Re: Collective chapter : SC'95 version

Oliver A. McBryan (mcbryan@cs.colorado.edu)
Tue, 28 Nov 1995 08:55:34 -0700

At 9:14 AM 11/28/95, William Gropp wrote:
>I agree with Tony. The problem is really in inadequate mail software at your
>end, Oliver. You need a smarter downloader...
>Bill

No degree of smartness will bring in a massive mail file over a slow link.
My fast modem failed recently, and I had temporarily restored the 2400b
internal modem that came with my Powerbook, while looking for a 28.8k
internal for it (no one seems to have one for 170/180 powerbooks). I
usually take along a 28.8kb external modem if I'm expecting to download any
significant files. However on this occasion only the old modem was in
place, which is still fine for regular email traffic. While this may be an
extreme case, lots of people are still using 9.6k modems. If you happen to
download email on a flight as I sometimes do (because I need to find out
where I'm supposed to be, or need to send out something urgent that I could
only finish on the plane), the data rate is restricted to 9.6K, and airtime
is expensive. So there are good reasons for people to want not to have
random giant objects interspersed with their email.

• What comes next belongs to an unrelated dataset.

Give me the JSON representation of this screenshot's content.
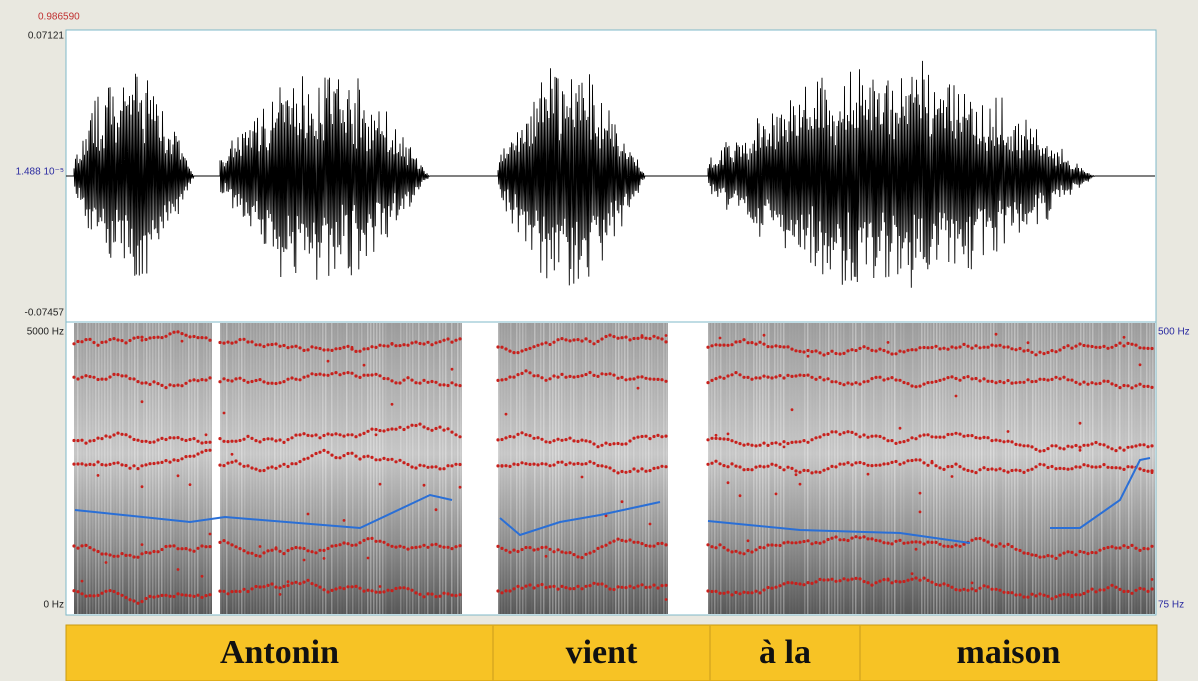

You can of course refuse to receive the large mail item. Eudora allows a
setting that says "please dont transfer any item over X Kb". However I
would then not even discover that I maybe urgently needed that particular
large file.

If you know of a better email handler for Mac's than Eudora, I'd be
interested in knowing about it. In my view its a great and reliable mail
program, much better than most workstation mailers, and has only one
defficiency - it represents large email items as lots of small ones. On
the other hand, one would normally send a large file like this as an
attachment, not imbedded text, and Eudora handles attachments beautifully,
whether they are postscript or videos, and no matter what size. What it
cannot do is speed them up.

I'm still convinced that mailing round massive postscript files is not the
way to go today. The Web makes it far easier to achieve the same effect
without drowning the net (many people on the list may not want to read a
particular document) in pbytes (postscript bytes, which are pretty
inefficient). Also with a Web pointer, you can access the latest version of
something if desirable, not the static version that existed at the time of
mailing.

Oliver McBryan; mcbryan@cs.colorado.edu
Phone: 303-6650544 and 303-4923898; Cell: 303-8097804; Fax: 303-4922844
Dept of Computer Science, Univ. of Colorado, Boulder, CO 80309-0430.